I have no Arabic friends. I hear these words in my car as I drive a trio of young Iraqi girls around Salt Lake City. Asma readjusts her hijab while looking in the vanity mirror of the sun visor, puckering her lips as she applies a new layer of glossy balm. She speaks a fragmentary English but the point is clear: Living in a new country sucks.
The girls, all between the ages of seven and fourteen, have recently immigrated to the United States from Jordan, where their family fled during the tumult of the American invasion of Iraq in 2003. Granted asylum in Salt Lake, their family lives under the watchful eye of the IRC, an international organization that manages the well being of the refugee population. As an IRC family mentor, I’m in charge of checking in with the family every week and planning activities for the kids.

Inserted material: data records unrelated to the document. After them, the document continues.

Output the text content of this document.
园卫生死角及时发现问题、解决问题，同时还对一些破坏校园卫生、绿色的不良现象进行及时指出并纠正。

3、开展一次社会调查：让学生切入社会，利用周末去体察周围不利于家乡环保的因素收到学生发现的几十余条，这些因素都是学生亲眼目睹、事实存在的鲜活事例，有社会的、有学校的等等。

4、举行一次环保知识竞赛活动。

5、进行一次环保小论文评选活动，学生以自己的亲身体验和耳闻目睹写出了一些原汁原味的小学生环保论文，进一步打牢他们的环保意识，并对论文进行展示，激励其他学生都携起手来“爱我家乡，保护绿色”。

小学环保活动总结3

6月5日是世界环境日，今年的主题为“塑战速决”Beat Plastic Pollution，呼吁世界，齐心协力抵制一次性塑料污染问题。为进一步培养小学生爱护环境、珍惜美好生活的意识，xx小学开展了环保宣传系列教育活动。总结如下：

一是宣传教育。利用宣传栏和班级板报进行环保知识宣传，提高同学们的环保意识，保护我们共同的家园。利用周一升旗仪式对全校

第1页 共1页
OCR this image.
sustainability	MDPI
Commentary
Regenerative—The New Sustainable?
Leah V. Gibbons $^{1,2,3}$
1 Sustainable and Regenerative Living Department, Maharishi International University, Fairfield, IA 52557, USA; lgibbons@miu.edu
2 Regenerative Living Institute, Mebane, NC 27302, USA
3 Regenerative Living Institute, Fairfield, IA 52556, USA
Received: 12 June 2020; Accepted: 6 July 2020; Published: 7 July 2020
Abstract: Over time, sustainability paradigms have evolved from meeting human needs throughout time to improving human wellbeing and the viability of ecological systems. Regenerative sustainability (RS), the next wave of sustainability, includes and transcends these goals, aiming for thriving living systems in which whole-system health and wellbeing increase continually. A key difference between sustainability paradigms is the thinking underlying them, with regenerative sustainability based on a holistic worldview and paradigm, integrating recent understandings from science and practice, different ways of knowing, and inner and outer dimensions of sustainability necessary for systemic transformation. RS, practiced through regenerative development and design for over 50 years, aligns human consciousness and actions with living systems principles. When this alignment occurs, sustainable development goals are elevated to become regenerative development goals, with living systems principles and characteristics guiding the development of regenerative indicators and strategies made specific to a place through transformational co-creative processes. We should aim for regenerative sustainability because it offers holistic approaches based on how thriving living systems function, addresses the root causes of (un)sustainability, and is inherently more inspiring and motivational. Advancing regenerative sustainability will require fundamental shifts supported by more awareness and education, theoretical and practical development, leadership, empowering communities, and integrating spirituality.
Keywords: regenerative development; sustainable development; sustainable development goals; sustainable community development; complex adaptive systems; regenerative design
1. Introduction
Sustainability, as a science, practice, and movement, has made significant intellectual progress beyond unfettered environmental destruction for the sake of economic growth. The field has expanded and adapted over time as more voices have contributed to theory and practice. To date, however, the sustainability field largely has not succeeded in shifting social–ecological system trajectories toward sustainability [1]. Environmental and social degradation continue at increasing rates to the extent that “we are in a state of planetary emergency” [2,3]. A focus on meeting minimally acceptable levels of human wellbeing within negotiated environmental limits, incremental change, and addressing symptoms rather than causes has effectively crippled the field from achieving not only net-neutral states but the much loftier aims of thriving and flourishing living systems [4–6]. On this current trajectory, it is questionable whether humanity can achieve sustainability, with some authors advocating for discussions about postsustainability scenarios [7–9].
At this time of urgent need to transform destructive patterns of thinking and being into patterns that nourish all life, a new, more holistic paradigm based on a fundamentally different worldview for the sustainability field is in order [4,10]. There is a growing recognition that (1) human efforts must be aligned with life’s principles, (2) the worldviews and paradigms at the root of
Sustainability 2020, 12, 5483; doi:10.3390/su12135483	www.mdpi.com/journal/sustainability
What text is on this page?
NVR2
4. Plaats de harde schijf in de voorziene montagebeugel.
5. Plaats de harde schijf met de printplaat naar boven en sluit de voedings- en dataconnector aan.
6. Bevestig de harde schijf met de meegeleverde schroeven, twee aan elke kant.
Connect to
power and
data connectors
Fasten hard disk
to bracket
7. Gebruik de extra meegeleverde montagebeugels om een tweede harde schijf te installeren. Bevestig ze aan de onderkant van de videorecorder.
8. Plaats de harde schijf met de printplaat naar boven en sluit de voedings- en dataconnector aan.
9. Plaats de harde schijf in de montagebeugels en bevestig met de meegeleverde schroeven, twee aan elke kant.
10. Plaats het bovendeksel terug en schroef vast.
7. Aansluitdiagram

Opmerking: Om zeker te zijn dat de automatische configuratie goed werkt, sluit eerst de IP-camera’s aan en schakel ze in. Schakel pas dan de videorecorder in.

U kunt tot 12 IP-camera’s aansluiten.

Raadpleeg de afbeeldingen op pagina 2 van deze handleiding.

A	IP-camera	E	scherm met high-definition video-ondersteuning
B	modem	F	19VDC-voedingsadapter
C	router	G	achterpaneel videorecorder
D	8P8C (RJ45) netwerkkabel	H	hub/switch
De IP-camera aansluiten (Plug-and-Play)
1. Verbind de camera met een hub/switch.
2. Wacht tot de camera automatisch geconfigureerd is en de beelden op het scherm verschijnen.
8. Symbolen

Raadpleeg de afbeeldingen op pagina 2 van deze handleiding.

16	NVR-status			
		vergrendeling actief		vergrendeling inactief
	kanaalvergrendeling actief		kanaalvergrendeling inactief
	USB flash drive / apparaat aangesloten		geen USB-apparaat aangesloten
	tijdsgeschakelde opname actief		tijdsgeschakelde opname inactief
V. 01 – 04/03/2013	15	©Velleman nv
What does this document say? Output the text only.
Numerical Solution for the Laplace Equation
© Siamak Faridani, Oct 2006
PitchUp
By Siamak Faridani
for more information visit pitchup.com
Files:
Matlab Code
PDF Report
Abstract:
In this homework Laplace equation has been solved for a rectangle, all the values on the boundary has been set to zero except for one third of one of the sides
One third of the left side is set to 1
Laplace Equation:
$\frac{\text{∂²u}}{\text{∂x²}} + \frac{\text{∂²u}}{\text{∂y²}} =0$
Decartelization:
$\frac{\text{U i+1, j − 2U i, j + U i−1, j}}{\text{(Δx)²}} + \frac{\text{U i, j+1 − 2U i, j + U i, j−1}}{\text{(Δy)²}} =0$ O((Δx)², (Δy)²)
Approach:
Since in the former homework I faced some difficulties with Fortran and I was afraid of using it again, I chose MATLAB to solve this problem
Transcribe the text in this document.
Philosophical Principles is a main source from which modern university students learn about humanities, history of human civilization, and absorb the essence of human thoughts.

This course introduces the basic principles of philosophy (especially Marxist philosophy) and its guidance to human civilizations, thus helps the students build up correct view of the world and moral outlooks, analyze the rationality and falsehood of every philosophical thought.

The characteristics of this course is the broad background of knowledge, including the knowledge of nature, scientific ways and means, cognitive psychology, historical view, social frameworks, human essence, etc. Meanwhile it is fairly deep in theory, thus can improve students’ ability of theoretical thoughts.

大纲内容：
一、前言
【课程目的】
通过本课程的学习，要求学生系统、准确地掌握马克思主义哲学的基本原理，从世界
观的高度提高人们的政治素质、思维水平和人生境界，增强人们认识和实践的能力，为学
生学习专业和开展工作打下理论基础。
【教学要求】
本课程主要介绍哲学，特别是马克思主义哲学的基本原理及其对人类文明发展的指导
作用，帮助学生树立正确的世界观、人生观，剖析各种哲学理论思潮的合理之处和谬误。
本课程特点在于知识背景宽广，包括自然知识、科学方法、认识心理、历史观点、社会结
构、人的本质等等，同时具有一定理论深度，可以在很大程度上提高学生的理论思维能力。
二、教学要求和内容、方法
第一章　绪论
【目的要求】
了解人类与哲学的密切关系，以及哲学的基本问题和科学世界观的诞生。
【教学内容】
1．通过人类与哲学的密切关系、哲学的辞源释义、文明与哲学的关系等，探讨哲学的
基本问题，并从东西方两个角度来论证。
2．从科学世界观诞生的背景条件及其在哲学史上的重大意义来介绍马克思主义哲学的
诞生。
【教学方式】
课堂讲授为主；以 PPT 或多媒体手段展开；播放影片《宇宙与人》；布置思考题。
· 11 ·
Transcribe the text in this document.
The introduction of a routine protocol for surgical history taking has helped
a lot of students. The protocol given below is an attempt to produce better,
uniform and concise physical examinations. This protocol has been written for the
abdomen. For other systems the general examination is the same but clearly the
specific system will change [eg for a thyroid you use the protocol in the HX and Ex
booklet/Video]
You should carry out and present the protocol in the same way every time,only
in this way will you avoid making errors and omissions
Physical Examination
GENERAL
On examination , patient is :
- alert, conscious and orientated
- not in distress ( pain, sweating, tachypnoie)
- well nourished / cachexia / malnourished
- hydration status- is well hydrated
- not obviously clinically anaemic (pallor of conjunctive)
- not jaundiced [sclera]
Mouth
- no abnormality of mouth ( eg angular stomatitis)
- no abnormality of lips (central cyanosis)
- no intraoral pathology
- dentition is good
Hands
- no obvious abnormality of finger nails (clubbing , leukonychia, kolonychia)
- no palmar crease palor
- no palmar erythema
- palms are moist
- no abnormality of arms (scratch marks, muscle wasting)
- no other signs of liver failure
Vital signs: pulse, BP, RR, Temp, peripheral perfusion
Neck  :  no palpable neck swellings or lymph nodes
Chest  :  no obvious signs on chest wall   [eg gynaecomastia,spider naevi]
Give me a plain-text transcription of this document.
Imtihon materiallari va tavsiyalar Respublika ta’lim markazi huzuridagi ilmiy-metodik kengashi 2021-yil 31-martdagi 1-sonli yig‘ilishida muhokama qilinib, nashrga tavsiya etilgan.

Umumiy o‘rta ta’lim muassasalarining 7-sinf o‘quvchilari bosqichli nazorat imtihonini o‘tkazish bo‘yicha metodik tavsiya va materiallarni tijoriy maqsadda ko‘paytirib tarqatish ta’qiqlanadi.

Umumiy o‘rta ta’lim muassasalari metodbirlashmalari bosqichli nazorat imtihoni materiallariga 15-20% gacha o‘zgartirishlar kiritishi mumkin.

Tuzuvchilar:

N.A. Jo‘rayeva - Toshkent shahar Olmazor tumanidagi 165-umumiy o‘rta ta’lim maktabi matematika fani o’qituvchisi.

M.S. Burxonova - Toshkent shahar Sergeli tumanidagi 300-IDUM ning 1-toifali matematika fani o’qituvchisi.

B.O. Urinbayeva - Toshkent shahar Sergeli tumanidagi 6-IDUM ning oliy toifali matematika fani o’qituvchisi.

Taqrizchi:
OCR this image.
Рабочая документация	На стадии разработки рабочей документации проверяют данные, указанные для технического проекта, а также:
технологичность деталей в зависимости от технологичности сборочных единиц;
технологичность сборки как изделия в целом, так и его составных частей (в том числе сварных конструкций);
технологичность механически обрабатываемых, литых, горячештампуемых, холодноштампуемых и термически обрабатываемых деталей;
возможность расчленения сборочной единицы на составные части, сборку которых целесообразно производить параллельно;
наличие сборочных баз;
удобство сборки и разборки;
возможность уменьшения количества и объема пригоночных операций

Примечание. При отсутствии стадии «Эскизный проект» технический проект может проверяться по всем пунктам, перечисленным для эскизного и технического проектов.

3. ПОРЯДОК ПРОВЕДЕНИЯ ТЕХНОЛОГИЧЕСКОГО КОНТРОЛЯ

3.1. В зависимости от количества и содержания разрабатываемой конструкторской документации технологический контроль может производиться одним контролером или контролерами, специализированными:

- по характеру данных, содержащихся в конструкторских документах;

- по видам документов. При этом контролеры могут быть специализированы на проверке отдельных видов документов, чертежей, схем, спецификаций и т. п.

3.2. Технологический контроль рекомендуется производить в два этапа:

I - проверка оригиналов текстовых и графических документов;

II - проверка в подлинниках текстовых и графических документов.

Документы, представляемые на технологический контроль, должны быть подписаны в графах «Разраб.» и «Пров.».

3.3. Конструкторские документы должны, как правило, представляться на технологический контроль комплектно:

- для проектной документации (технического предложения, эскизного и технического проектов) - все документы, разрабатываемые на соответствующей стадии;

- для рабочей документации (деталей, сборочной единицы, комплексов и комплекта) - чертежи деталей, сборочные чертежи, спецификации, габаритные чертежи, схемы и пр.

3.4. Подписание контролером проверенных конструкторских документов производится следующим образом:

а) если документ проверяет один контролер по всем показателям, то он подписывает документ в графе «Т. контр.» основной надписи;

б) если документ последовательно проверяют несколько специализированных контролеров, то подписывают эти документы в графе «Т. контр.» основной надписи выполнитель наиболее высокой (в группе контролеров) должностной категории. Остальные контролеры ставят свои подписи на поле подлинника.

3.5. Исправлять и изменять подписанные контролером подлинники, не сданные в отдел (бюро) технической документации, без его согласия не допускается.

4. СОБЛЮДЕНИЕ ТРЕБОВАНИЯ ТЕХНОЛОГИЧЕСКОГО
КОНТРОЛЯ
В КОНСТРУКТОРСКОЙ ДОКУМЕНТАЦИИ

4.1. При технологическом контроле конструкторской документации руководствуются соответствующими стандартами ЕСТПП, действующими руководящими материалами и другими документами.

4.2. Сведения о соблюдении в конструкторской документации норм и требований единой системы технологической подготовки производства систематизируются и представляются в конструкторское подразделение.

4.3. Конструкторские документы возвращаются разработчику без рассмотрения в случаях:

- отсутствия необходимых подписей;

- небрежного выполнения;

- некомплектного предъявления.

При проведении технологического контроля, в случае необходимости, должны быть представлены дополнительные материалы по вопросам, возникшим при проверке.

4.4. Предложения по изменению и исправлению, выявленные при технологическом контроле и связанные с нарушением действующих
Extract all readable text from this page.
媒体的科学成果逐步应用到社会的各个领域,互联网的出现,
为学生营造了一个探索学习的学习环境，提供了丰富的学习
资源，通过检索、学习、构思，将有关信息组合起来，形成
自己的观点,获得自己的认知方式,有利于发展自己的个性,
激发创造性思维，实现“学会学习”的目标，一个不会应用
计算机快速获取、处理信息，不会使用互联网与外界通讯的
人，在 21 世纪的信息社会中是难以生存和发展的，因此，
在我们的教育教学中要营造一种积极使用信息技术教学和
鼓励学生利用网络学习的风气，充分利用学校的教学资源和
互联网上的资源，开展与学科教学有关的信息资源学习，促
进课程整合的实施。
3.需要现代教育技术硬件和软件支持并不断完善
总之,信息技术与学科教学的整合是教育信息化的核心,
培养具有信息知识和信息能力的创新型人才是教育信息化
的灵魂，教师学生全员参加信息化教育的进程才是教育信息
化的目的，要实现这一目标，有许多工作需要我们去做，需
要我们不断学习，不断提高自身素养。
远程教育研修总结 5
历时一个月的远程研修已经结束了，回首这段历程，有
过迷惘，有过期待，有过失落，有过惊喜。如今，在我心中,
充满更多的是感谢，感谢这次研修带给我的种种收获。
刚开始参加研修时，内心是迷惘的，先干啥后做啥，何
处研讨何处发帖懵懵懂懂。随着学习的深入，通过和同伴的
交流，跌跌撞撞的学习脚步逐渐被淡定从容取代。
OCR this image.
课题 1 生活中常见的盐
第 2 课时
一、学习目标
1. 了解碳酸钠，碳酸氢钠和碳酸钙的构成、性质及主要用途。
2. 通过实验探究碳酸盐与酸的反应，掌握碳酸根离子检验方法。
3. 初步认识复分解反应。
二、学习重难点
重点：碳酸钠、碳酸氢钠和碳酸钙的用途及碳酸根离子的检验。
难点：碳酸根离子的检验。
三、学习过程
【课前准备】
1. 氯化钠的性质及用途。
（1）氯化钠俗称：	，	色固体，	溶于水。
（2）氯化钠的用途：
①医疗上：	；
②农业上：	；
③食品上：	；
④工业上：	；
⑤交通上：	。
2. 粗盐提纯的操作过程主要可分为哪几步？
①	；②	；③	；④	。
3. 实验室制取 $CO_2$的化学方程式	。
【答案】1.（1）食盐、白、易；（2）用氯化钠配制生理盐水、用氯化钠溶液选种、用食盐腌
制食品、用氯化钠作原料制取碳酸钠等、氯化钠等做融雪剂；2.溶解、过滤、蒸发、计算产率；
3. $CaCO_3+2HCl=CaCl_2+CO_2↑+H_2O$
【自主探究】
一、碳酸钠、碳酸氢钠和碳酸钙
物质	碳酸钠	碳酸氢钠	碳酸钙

There are a total of ten mouths to feed in the Habayesh household, with three of the family members earning a meager salary with their jobs at Deseret Industries. Asma is the eldest daughter in the family and at fourteen years old, she’s fully immersed in teen culture. With one foot rooted in American mass culture and another in Arab mass culture, it’s not unusual for her to jump from listening to Katy Perry’s magnum opus Teenage Dream to the soothing strains of Nancy Ajram’s “Ana Masri.” Both are female singers with massive followings in their respective regions and Asma cannot get enough of their music.
Asma and her family are exiles – not just geographic exiles, but also social and cultural exiles. Uprooted from their life in central Iraq, her parents spent the last ten years as refugees in Jordan before finally gaining entrance to the United States. This narrative of exile is a common one across cultures. According to psychoanalyst Jacques Lacan, we as human beings are “born into language,” and as we acquire language we discover loss. We rely on language to express ourselves, constantly poised between the risk of being misunderstood and the risk of being known so completely that we are left defenseless.
For as long as I can remember, I’ve had a cartographic mind. The thrill of categorizing, of grouping, and of mapping has always been important to me. And yet “we are all deterritorialized on some level in the process of language itself,” write Gilles Deleuze and Felix Guattari. Broadly speaking, deterritorialization is a weakening of ties between culture and place. My own process of identity formation has required some form of exile, of deterritorialization. It changes every day.
Within the Habayesh family there is also a sense of a deterritorialization of cultural identities. The parents, who are second cousins, recount stories about meeting each other when they were sixteen years old in the Takriti region of Iraq. Their daughters, on the other hand, are quick to identify themselves as Jordanian and even speak Arabic with the soft cadence of Levant women. Faced with the more bewildering and troubling aspects of American culture, the Habayesh family acts as its own tribal unit, with its own behavioral norms and expectations. There are a handful of Arab families in the neighborhood, but Asma voices the dilemma so succinctly: I have no Arabic friends.
What does it mean to belong to a tribe? The word tribe has existed for centuries and describes a group of people who are loosely connected by regional, religious, cultural, or ethnic identity. Tribal identity is arguably one of the most enduring social signifiers that exist in the Middle East today. ‘Asabiyya is a term coined by thirteen-century sociologist Ibn Khaldun to describe the social solidarity that exists within a tribal group. The Khaldunian cycle argues that tribes fit into a historical pattern in which militarily superior tribes united by ‘asabiyya will periodically conquer civilizations, but over time the city urbanizes the tribe, which loses its cohesion and decays. After several generations, a young tribal group will eventually step in and set a new cycle of conquest-decay into motion.
In the Middle East, it was the Ottomans who “turned the camel-breeding chieftains into tax-farmers—the recognized central power, and collected former tributes as tax for the state.” The advent of European colonialism after the fall of the Ottoman Empire also helped break this cyclical pattern of state-tribal interaction. The tribe, as Khaldun defined the term, disappeared from society but maintained their tribal names and identities long after.
I never asked the Habayesh parents why they left Iraq. The timing of their departure suggests that it was connected to the toppling of Saddam Hussein’s regime but I thought asking about it would be intrusive. Current estimates suggest that the Jordanian population is composed of over 32 percent refugees, families who’ve been forced from their homes due to civil war or political turmoil.